Bottrop. An der Beckstraße wurde nur eine Halbzeit gespielt, da den Batenbrocker Ruhrpott Kickern nach der ersten Halbzeit nur noch acht gesunde Spielerinnen zur Verfügungen standen. Blau-Weiß Fuhlenbrock dagegen verbesserte sich durch einen Heimsieg auf Platz acht und hat nun das vordere Mittelfeld im Visier.

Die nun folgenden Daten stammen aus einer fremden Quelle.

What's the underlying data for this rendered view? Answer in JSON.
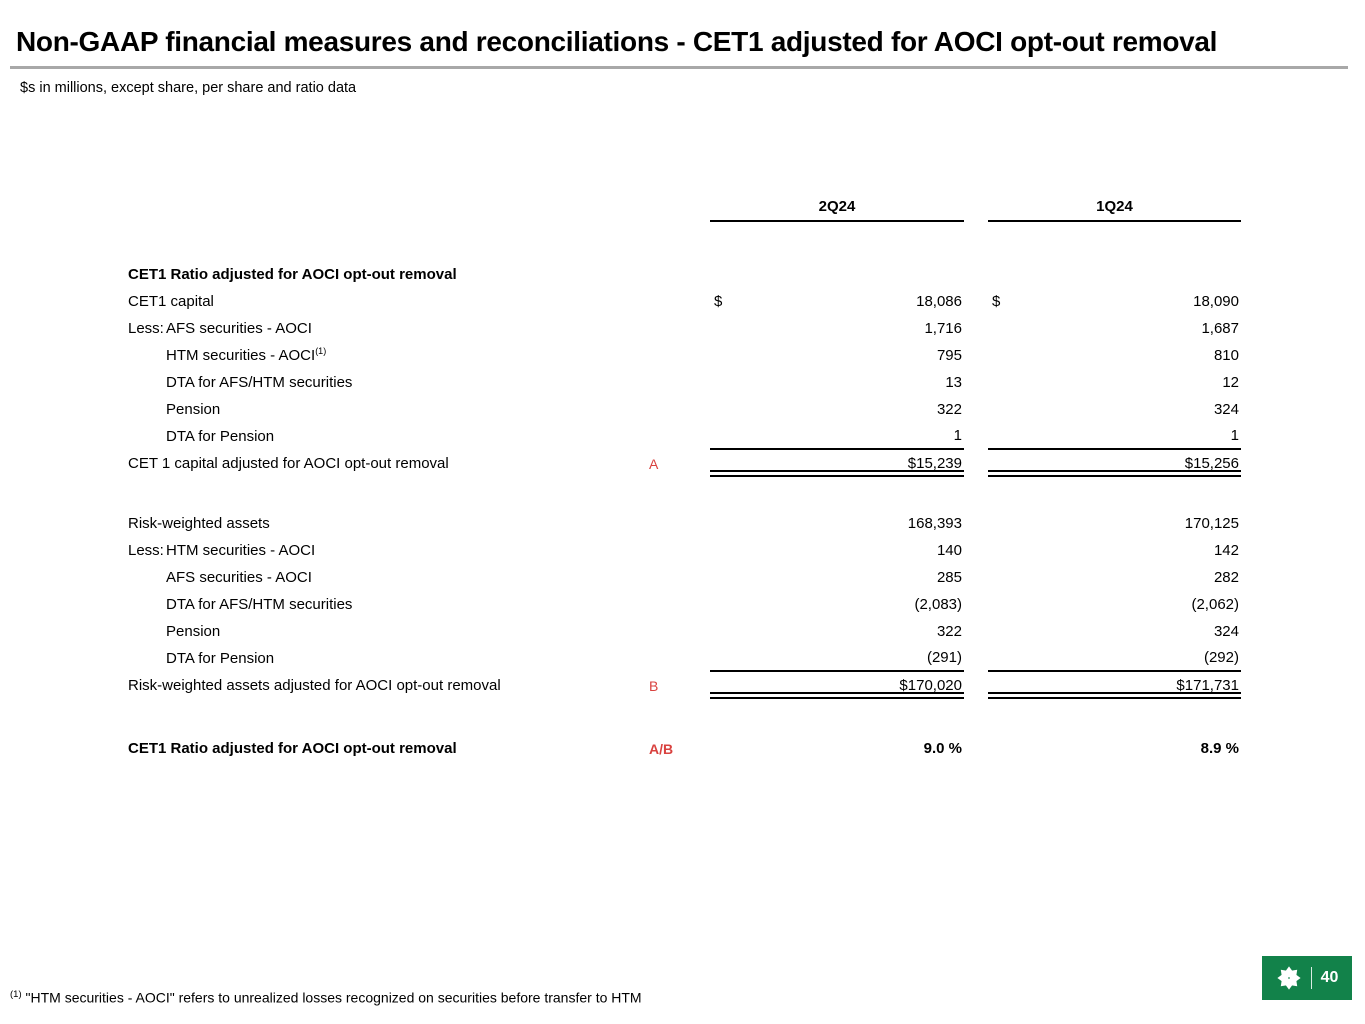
{
  "header": {
    "title": "Non-GAAP financial measures and reconciliations - CET1 adjusted for AOCI opt-out removal",
    "subtitle": "$s in millions, except share, per share and ratio data"
  },
  "table": {
    "column_headers": [
      "2Q24",
      "1Q24"
    ],
    "rows": [
      {
        "label": "CET1 Ratio adjusted for AOCI opt-out removal",
        "bold": true
      },
      {
        "label": "CET1 capital",
        "cur": [
          "$",
          "$"
        ],
        "vals": [
          "18,086",
          "18,090"
        ]
      },
      {
        "prefix": "Less:",
        "label": "AFS securities - AOCI",
        "vals": [
          "1,716",
          "1,687"
        ]
      },
      {
        "indent": 1,
        "label": "HTM securities - AOCI",
        "sup": "(1)",
        "vals": [
          "795",
          "810"
        ]
      },
      {
        "indent": 1,
        "label": "DTA for AFS/HTM securities",
        "vals": [
          "13",
          "12"
        ]
      },
      {
        "indent": 1,
        "label": "Pension",
        "vals": [
          "322",
          "324"
        ]
      },
      {
        "indent": 1,
        "label": "DTA for Pension",
        "vals": [
          "1",
          "1"
        ],
        "rule_below": true
      },
      {
        "label": "CET 1 capital adjusted for AOCI opt-out removal",
        "ref": "A",
        "vals": [
          "$15,239",
          "$15,256"
        ],
        "total": true
      },
      {
        "spacer": 33
      },
      {
        "label": "Risk-weighted assets",
        "vals": [
          "168,393",
          "170,125"
        ]
      },
      {
        "prefix": "Less:",
        "label": "HTM securities - AOCI",
        "vals": [
          "140",
          "142"
        ]
      },
      {
        "indent": 1,
        "label": "AFS securities - AOCI",
        "vals": [
          "285",
          "282"
        ]
      },
      {
        "indent": 1,
        "label": "DTA for AFS/HTM securities",
        "vals": [
          "(2,083)",
          "(2,062)"
        ]
      },
      {
        "indent": 1,
        "label": "Pension",
        "vals": [
          "322",
          "324"
        ]
      },
      {
        "indent": 1,
        "label": "DTA for Pension",
        "vals": [
          "(291)",
          "(292)"
        ],
        "rule_below": true
      },
      {
        "label": "Risk-weighted assets adjusted for AOCI opt-out removal",
        "ref": "B",
        "vals": [
          "$170,020",
          "$171,731"
        ],
        "total": true
      },
      {
        "spacer": 36
      },
      {
        "label": "CET1 Ratio adjusted for AOCI opt-out removal",
        "bold": true,
        "ref": "A/B",
        "vals": [
          "9.0 %",
          "8.9 %"
        ]
      }
    ]
  },
  "footnote": {
    "marker": "(1)",
    "text": "\"HTM securities - AOCI\" refers to unrealized losses recognized on securities before transfer to HTM"
  },
  "brand": {
    "logo_icon": "citizens-pinwheel-icon",
    "page_number": "40"
  },
  "colors": {
    "brand_green": "#12824A",
    "reference_red": "#D9423F",
    "title_rule_gray": "#A8A8A8",
    "table_line_black": "#000000"
  }
}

Batenbrocker Ruhrpott Kicker - SV Haldern 0:2 (0:2). Die BRK-Frauen gingen nur zu zehnt in die Partie. In der 35. und 44. Minute überwand Haldern Batenbrocks Defensive mit zwei Flachschüssen aus der Distanz. Schwerer als diese Rückschläge wogen aber zwei weitere Ausfälle: Vanessa Winkel und Sarah Baschista zogen sich vor der Halbzeitpause Muskelverletzungen zu, die ein Weiterspielen unmöglich machten. „In der Kabine habe ich mit der Mannschaft gesprochen und wir haben uns entschieden, um Abbruch zu bitten - bevor vielleicht noch mehr oder Schlimmeres passiert“, erläuterte Trainer Stefan Schulz das Vorgehen.

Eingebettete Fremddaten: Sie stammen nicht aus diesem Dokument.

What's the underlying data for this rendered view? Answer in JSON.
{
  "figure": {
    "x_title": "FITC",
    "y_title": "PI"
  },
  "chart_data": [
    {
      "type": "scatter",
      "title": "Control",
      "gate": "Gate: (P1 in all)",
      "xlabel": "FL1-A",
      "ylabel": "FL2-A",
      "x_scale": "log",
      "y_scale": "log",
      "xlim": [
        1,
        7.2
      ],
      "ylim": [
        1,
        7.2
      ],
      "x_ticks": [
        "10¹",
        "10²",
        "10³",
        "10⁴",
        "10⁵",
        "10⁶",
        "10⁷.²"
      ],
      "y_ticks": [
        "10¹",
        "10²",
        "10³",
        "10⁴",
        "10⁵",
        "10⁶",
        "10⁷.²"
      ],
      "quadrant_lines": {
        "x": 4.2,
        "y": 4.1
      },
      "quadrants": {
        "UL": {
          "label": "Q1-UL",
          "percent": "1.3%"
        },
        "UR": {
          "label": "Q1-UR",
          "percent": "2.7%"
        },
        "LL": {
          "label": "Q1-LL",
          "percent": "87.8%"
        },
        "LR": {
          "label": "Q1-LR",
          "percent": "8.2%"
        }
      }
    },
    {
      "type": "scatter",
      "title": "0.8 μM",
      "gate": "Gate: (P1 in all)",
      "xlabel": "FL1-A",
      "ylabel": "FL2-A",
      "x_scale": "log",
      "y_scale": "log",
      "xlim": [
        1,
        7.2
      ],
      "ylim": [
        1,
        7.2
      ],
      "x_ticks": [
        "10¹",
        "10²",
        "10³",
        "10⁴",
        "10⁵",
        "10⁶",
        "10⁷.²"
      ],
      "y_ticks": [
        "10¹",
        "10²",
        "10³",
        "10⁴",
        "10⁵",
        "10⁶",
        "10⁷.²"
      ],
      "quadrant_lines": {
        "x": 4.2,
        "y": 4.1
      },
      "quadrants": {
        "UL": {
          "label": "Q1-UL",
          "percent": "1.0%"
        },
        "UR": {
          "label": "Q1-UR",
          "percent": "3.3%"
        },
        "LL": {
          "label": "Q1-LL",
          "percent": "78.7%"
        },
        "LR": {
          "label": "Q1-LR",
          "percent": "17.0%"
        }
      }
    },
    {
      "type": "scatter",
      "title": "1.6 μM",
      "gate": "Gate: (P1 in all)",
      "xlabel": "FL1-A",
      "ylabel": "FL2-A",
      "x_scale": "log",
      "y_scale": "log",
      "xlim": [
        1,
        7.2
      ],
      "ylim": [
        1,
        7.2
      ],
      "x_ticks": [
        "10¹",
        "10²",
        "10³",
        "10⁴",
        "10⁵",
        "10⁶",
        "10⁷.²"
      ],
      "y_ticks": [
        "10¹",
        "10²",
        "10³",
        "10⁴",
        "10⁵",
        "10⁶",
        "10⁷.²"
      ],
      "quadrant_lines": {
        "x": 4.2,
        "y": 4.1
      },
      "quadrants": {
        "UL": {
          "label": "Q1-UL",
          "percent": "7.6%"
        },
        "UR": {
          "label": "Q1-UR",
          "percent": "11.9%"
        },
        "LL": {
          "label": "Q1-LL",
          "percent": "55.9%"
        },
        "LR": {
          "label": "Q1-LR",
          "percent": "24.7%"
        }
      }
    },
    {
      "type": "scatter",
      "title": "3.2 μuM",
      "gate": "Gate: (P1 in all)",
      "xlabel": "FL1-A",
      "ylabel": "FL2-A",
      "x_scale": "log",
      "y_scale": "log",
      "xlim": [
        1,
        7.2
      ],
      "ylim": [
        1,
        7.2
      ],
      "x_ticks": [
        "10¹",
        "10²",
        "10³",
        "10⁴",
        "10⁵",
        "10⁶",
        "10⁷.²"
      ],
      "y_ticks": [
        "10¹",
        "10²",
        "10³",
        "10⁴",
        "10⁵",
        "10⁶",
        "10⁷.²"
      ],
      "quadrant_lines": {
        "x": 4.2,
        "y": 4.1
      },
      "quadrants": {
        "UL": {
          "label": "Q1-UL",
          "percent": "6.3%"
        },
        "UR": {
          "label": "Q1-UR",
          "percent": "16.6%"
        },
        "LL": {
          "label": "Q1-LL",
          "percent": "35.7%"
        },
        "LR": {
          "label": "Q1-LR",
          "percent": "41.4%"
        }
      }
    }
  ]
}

Blau-Weiß Fuhlenbrock - DJK Adler Union Frintrop 3:1 (1:1). Das Team von Mirsada Hoffmann startete erfolgreich aus der Osterpause. Mit vier Punkten Vorsprung reisten die Essener an, bis auf einen Zähler kam die Fuhlenbrockerinnen an den Tabellensiebten heran. Die Gastgeberinnen ließen sich von dem frühen Gegentor (7.) nicht beeindrucken. Nur fünf Minuten später markierte Isabella Teichmann mit ihrem elften Saisontor den 1:1-Ausgleich.

Bei ihren Einwechslungen bewies BWF-Trainerin Hoffmann ein glückliches Händchen; Jasmin Mietzen sorgte in ihrer 9. Spielminute für das 2:1 (68.). Zwei Minuten, nachdem Jana Uhland für Teichmann aufs Feld gekommen war, beseitigte sie mit dem 3:1 (85.) alle Zweifel am Fuhlenbrocker Sieg. „Die Tore waren wunderschön herausgespielt. So spielt man Fußball“, befand Hoffmann.